There has been a great deal of discussion in the literature during the past decade concerning the significance of selection effects in the determination of extragalactic distances, particularly for those obtained via TF relations. Since the TF relations are applicable to spiral and irregular galaxies, they have until recently been the only quantitative distance indicator which had been applied to a sufficient sample of galaxies such that the effects of Malmquist ``bias'' on distance determinations can be adequately tested.

The samples in question are typically selected on the basis of apparent magnitude. In such samples, the resulting luminosity function is progressively biased toward intrinsically brighter systems with increasing mean distance. This bias is usually referred to as a ``Malmquist effect'', although this is not quite the situation Malmquist (1920) described. Tammann (1987) and Sandage (1988), for example, argue that the distances are biased, leading to an apparently small dispersion of the TF relations. The fact that the luminosity function of an apparent magnitude limited sample is progressively more biased for ever increasing distance is without doubt (e.g., Sandage et al. 1979). At issue is whether the estimated distances for such a sample are biased.

Additional confusion has arisen when analytical solutions to similar bias problems (e.g., Teerikorpi 1984, 1987; Bottinelli et al. 1986; Lynden-Bell et al. 1988) are applied to the TF samples. However, those solutions may suffer from simplifying assumptions, or they may not be general solutions. In fact, the problem described by Malmquist (1920) is only a special case of the overall problem of estimating astronomical distances.

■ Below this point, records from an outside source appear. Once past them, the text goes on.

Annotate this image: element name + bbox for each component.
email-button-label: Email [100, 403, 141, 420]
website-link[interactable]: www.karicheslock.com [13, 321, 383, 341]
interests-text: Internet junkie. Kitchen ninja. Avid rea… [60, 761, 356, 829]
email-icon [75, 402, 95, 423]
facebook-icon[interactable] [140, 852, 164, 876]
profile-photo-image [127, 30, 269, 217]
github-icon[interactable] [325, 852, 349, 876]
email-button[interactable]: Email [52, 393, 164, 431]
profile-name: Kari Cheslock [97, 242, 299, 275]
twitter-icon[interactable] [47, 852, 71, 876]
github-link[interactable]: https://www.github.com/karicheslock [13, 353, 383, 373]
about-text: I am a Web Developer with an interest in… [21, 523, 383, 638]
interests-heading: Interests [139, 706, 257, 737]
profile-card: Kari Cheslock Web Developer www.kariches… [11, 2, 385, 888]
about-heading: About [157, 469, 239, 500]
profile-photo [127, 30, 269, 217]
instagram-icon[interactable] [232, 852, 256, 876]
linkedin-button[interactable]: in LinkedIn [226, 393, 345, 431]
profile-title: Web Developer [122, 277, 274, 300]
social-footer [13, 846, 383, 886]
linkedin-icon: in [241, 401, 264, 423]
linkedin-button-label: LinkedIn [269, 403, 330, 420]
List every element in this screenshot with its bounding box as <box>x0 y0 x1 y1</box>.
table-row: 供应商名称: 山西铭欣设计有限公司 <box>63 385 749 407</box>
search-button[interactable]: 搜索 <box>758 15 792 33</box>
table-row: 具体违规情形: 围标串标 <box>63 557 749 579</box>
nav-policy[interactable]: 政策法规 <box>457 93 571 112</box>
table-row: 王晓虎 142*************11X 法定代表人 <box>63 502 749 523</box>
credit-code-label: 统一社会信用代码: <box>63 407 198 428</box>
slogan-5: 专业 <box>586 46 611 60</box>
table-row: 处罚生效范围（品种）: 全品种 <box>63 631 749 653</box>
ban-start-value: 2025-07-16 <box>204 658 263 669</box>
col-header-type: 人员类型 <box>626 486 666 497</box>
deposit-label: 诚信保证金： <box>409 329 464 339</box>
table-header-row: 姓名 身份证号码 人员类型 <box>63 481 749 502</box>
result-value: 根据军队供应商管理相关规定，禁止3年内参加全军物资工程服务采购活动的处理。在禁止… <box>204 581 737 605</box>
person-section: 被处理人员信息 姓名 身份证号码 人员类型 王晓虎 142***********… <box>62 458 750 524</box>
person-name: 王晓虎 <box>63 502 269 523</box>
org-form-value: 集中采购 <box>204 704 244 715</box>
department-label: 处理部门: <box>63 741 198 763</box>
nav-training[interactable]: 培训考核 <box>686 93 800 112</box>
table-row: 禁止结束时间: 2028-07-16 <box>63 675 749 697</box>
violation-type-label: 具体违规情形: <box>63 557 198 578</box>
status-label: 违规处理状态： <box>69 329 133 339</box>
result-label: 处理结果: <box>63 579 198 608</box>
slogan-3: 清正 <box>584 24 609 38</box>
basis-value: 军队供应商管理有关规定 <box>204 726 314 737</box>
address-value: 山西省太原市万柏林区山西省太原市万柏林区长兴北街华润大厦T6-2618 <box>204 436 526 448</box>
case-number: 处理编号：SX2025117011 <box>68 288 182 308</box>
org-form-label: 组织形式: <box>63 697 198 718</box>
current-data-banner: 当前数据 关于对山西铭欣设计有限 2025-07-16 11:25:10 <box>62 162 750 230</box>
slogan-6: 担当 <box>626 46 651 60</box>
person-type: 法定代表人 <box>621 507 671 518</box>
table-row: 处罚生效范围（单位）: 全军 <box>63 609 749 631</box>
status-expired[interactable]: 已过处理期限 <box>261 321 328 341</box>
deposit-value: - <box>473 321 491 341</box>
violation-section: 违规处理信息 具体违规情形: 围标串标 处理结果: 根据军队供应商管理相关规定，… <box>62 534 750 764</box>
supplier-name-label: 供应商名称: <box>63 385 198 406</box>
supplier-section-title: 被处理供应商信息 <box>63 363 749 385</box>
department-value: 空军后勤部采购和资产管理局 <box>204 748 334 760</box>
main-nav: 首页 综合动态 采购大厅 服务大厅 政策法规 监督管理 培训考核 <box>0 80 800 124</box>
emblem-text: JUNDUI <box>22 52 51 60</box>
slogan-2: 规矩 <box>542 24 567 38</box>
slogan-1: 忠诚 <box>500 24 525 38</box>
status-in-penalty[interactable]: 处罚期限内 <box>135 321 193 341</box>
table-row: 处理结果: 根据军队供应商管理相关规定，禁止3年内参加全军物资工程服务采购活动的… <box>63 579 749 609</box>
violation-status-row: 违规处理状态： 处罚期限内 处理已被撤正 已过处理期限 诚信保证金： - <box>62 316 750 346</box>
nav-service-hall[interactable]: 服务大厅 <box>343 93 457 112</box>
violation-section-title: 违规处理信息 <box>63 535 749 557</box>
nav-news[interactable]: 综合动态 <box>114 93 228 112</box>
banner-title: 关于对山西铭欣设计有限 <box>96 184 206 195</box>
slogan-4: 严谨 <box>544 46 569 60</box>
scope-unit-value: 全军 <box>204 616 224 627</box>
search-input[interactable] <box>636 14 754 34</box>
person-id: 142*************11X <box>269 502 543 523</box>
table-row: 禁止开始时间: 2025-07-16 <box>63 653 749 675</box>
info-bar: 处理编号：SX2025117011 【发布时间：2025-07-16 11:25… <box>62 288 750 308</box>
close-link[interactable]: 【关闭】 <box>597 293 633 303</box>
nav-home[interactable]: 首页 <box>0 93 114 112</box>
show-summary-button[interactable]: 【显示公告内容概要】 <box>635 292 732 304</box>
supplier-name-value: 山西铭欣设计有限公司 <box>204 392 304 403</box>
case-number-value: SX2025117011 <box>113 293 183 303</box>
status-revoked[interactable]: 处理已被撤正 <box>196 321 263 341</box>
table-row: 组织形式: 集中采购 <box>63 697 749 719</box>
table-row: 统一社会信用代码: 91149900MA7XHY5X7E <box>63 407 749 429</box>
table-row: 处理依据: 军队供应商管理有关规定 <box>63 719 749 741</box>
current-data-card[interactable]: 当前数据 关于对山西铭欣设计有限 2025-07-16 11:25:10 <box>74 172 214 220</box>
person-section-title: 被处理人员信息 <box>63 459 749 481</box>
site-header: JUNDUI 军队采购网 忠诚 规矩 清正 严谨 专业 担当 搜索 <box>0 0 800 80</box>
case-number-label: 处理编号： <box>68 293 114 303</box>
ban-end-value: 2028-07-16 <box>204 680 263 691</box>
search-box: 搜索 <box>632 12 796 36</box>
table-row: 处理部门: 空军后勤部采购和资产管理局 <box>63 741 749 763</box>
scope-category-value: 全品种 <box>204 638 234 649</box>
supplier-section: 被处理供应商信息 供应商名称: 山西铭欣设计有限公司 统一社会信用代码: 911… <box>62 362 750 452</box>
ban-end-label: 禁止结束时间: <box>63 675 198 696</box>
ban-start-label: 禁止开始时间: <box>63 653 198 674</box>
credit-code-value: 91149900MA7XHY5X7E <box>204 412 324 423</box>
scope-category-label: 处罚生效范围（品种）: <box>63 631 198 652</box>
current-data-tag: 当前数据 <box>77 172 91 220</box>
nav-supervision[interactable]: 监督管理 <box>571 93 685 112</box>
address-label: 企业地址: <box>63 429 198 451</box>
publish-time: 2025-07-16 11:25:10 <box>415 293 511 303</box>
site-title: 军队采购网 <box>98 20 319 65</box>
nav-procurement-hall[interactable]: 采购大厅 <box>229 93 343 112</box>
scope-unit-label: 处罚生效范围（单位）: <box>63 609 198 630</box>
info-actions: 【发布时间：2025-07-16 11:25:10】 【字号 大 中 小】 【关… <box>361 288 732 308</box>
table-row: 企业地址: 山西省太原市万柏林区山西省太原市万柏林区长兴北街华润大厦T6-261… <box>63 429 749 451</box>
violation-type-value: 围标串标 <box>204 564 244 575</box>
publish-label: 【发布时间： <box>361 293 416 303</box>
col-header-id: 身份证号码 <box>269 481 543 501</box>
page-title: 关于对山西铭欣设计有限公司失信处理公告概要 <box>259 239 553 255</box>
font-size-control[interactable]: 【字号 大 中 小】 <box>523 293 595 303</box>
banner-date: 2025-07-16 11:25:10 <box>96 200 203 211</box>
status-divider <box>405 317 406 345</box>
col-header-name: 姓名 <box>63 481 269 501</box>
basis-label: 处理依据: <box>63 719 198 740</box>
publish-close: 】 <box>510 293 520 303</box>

For example, errors in predicted distance modulus can arise from both random and systematic errors. Purely random errors obviously do not result in biased distance estimates, unless they propagate into both the sample selection criteria and the estimated distance moduli. An example of this would be the use of cataloged apparent magnitudes to both select the sample and estimate individual distance moduli. Note, however, that this coupling can be broken if new photometry is obtained for a sample selected on the basis of cataloged photometry.

An example of a systematic error with distance is that described originally by Malmquist (1920). In this case, an observable (i.e., spectral type) is used to predict the mean absolute magnitude of a particular class of stars. This predicted absolute magnitude is then used to estimate distance moduli, even though the sample selection criteria have already biased the distribution in absolute magnitude, such that the mean of the parent population is not the mean of the selected sample. However, this need not be case for all apparent magnitude selected samples.

Simulations of the TF relations demonstrate that for the case in which the dispersion in inclination corrected line-width dominates the dispersion in apparent magnitude (e.g., Bothun and Mould 1987), either due to an intrinsic scatter or due to observational errors in W20 and inclination, then there is essentially no bias introduced into the TF distances due to selecting the sample on the basis of apparent magnitude. The fact that the true luminosities of the sample members are biased becomes irrelevant, since the unbiased predictor of luminosity (i.e., WRi) will produce an unbiased predicted luminosity. That is, the sample members which are at larger distance, and hence more luminous than would be expected for members of an unbiased sample will have line-widths which predict them as such. As a result, the predicted distances for such a sample are unbiased. This point was first discussed by Schechter (1980) in the context of the Faber-Jackson relations for elliptical galaxies Faber and Jackson 1976) and later by Pierce and Tully (1988), and Tully (1988) in the context of the TF relations.